Three commitments required

The Secretary-General appealed for three main commitments, beginning with finding safe ways to continue delivering vaccinations, “even as COVID-19 spreads”.  

Secondly, he asked that vaccine-delivery networks be used to deliver a range of other primary health services.  

And finally, when the COVID-19 vaccine does become available, that it reaches everyone.

“Disease know no borders”, concluded the UN chief, “that is why a fully funded GAVI will be critical to ensure we continue to progress towards the Sustainable Development Goals (SDGs)”. 

World leaders chime in

Chaired by the United Kingdom, leaders from around the world outlined their latest thinking during the summit, on the need for, and progress towards, an equitable vaccine

“Vaccines work, and 86 per cent of the world’s children have been reached by routine immunization”, said Canadian Prime Minister Justin Trudeau. “In the midst of a global pandemic it has never been more important to build capacity to respond to disease outbreaks and work with organizations to deliver vaccines”.

The King of Jordan, Abdullah bin Al Hussein, called guaranteed equal access “not only the moral and just approach, it is also in the interest of the entire international community… It is our responsibility as an international community to make sure the most vulnerable are not left behind”.

Egypt’s President, Abdel Fattah al-Sisi, maintained that it was “pivotal” not to allow the pandemic to affect the importance of fighting other infectious diseases or “to exert collective efforts to resume immunization campaigns against vaccine-preventable diseases”. 
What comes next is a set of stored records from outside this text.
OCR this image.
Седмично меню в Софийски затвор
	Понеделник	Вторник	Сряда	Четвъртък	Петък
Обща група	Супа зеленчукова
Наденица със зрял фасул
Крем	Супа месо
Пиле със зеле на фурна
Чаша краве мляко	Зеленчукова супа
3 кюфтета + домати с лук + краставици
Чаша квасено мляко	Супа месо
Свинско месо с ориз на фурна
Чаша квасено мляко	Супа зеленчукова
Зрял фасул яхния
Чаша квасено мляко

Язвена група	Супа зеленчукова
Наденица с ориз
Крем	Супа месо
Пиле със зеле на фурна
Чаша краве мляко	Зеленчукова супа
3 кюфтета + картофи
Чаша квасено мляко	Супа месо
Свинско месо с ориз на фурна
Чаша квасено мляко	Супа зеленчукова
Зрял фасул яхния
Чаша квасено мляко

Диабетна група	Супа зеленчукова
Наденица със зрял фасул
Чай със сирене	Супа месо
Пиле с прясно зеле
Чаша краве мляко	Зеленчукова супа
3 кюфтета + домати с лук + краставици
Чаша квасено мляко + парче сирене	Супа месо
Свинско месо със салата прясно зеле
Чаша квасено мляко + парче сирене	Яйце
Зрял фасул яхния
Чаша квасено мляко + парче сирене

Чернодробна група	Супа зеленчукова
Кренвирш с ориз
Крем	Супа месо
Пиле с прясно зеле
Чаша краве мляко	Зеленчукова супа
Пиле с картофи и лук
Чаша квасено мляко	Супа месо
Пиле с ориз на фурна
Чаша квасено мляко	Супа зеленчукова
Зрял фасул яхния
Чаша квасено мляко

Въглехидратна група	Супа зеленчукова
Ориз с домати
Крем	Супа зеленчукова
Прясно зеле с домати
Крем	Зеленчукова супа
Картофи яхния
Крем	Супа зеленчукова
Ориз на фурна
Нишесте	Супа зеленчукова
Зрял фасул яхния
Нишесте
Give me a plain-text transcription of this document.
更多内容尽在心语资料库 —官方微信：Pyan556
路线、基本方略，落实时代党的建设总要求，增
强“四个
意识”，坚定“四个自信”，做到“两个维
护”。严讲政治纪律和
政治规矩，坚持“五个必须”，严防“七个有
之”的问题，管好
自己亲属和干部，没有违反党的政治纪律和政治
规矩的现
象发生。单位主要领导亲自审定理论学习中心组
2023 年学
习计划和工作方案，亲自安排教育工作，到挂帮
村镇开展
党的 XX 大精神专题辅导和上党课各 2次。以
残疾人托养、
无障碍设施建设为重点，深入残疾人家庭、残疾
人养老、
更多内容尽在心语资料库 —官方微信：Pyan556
Ethiopia President, Sahle-Work Zewde, underscored the importance of inoculations by saying that her country had boosted routine immunization from 30 per cent in 2000, to 72 per cent today, spelling out that “since 2018, 1.1 million girls have been spared from the scourge of cervical cancer due to the introduction of the HPV vaccine”.

Chancellor Angela Merkel stressed Germany’s continued support, saying, “We want to increase the chance for more than 300 million young people to have a healthy life. We are talking about 300 million individual lives – not just a number.”